As a link to the previously fake wonder, Blaine’s Floyd, is frisky and fun. Her brief scene with Devane vibrates with husky sexuality and one almost believes Blaine could have a chance with the much younger Devane, such is her breezy confidence. (Of course, since Blaine is playing an actor’s agent, she probably had plenty of personal acquaintances and situations to draw from.)
As for the film itself, The Dark is a frequently tense (especially in its twisted opening scene featuring a possibly psychotic, seemingly blind man following a frightened woman down a jagged path) and gloriously cheesy. (Besides its massive paws with claws, the creature also shoots laser beams from its eyes). Unfortunately, the film loses steam during its final act and its ending is far too abrupt to be anywhere as satisfying as the film’s first half. Although, The Dark does have some high profile fans including Scott Spiegel, the writer of Evil Dead 2.
Parasite. 1982. Blaine’s Role: Miss Daley.
Best known as the vehicle that gave Demi Moore her first starring role, the producers of this Italian Stallion knew who their true star was – Blaine is introduced as Miss Vivian Blaine in the opening credits of this, her second to last film.
Concerned with a nervous scientist, hunted by the ruling Marshalls in a post apocalyptic world, Blaine is Miss Daley, queen of a crumbling boarding house. Of course, our timid chemist arrives at Daley’s dusty rooms with more than rent in tow. Having created a deadly parasite, he is desperately searching for a cure. When one of the chewy fiends is loosed upon a violent gang of teens, though, hell soon erupts in dry town.
In a nice touch, Blaine’s Daley is revealed as a former actress. This character devise is never discussed, though. Subtly (especially for this type of film), all is revealed through the photos hanging on the walls of her dilapidated estate. Blaine plays fully into the action when one of the infected teens is brought to Daley’s establishment, causing furious demises for many. With a touch of bitterness and wit, Blaine reveals Daley as a woman still concerned about her appearance just (spoiler alert) before her core sucking obliteration. Gasping arthritically ‘til the end, Blaine’s expiration is one of the film’s most memorable proving, once and for all, if you’re going to be in one of these demented babies, dying well is the best revenge.
On DVD, Parasite’s 3D origins are apparent with its main creature (and title card) popping into your face in an obvious manner. That the creature looks as much like a deranged Muppet with tremulous fangs as anything else is among its extreme goofy pleasures.
In a poignant note, actor Tom Villard (We’ve Got it Made, Popcorn) who, sadly, died of AIDS in 1994, gives an enthusiast performance as one of the creature’s first hollowed out victims. Cherie Currie (lead singer of The Runaways and the doomed vixen of Foxes), also makes a dewy appearance making this gastronomical romp a true cult film through actor appearances alone. (Devotedly, Blaine was one of the first celebrities to devote herself to raising awareness and money for AIDS charities.)

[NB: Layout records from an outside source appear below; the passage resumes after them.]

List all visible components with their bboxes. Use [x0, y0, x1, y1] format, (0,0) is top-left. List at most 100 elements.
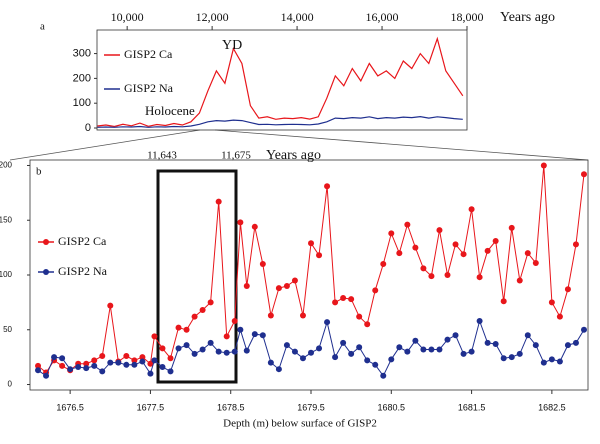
- y-tick-label: 200: [73, 72, 91, 84]
- legend-label: GISP2 Na: [124, 81, 174, 95]
- point: [131, 361, 138, 368]
- x-tick-label: 12,000: [196, 10, 229, 24]
- point: [396, 250, 403, 257]
- point: [175, 345, 182, 352]
- point: [508, 224, 515, 231]
- point: [283, 342, 290, 349]
- x-tick-label: 1680.5: [378, 402, 406, 412]
- point: [267, 312, 274, 319]
- point: [516, 350, 523, 357]
- y-tick-label: 0: [8, 380, 13, 389]
- point: [299, 355, 306, 362]
- point: [59, 362, 66, 369]
- legend-label: GISP2 Ca: [124, 47, 173, 61]
- point: [251, 331, 258, 338]
- y-tick-label: 50: [3, 325, 12, 334]
- point: [500, 298, 507, 305]
- point: [412, 337, 419, 344]
- point: [159, 364, 166, 370]
- point: [460, 350, 467, 357]
- point: [316, 252, 323, 259]
- highlight-box: [156, 169, 238, 384]
- point: [436, 227, 443, 234]
- point: [540, 359, 547, 366]
- series-line: [97, 115, 463, 128]
- point: [316, 345, 323, 352]
- point: [107, 359, 114, 366]
- connector: [9, 129, 201, 161]
- point: [231, 348, 238, 355]
- point: [183, 342, 190, 349]
- panel-label: a: [40, 21, 45, 33]
- legend-label: GISP2 Na: [58, 264, 108, 278]
- point: [75, 364, 82, 370]
- point: [199, 346, 206, 353]
- x-tick-label: 1679.5: [297, 402, 325, 412]
- point: [215, 348, 222, 355]
- point: [191, 350, 198, 357]
- point: [151, 333, 158, 340]
- point: [243, 282, 250, 289]
- point: [199, 307, 206, 314]
- point: [476, 274, 483, 281]
- point: [139, 358, 146, 365]
- point: [275, 366, 282, 373]
- point: [223, 333, 230, 340]
- point: [123, 353, 130, 360]
- point: [191, 313, 198, 320]
- point: [223, 349, 230, 356]
- point: [572, 241, 579, 248]
- point: [207, 299, 214, 306]
- x-tick-label: 16,000: [366, 10, 399, 24]
- point: [484, 247, 491, 254]
- point: [283, 282, 290, 289]
- point: [291, 348, 298, 355]
- point: [484, 339, 491, 346]
- point: [183, 326, 190, 333]
- point: [91, 357, 98, 364]
- point: [348, 296, 355, 303]
- point: [151, 357, 158, 364]
- point: [380, 372, 387, 379]
- point: [404, 348, 411, 355]
- point: [580, 326, 587, 333]
- point: [147, 370, 154, 377]
- point: [436, 346, 443, 353]
- point: [59, 355, 66, 362]
- point: [356, 313, 363, 320]
- x-tick-label: 1681.5: [458, 402, 486, 412]
- x-tick-label: 14,000: [281, 10, 314, 24]
- point: [83, 360, 90, 367]
- point: [340, 339, 347, 346]
- panel-label: b: [36, 166, 42, 178]
- legend-label: GISP2 Ca: [58, 234, 107, 248]
- point: [123, 361, 130, 368]
- point: [275, 285, 282, 292]
- point: [556, 313, 563, 320]
- y-tick-label: 200: [0, 161, 13, 170]
- plot-frame: [96, 29, 468, 131]
- point: [139, 354, 146, 361]
- point: [291, 277, 298, 284]
- point: [332, 299, 339, 306]
- point: [237, 326, 244, 333]
- top-label: 11,643: [147, 150, 177, 162]
- point: [548, 356, 555, 363]
- top-label: Years ago: [266, 148, 321, 163]
- y-tick-label: 300: [73, 47, 91, 59]
- point: [131, 357, 138, 364]
- point: [388, 356, 395, 363]
- point: [372, 287, 379, 294]
- x-tick-label: 1677.5: [137, 402, 165, 412]
- annotation: YD: [222, 38, 242, 53]
- point: [237, 219, 244, 226]
- point: [83, 365, 90, 372]
- point: [492, 341, 499, 347]
- point: [167, 355, 174, 362]
- legend-marker: [43, 269, 49, 275]
- point: [404, 221, 411, 228]
- point: [420, 265, 427, 272]
- point: [308, 240, 315, 247]
- point: [532, 259, 539, 266]
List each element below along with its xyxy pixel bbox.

In an interesting note, Blaine’s last appearance was on an episode of the first season of Murder She Wrote (1985) called Broadway Malady, playing Lorna Luft’s mother. Here Blaine gets to sing in a full out production number and fight off an extremely lethal death by gas stove while Luft’s vocal pyrotechnics are matched by her character’s injury in a fairly blunt and violent shooting sequence orchestrated by character actor Gregg Henry (Slither, Just Before Dawn, Body Double).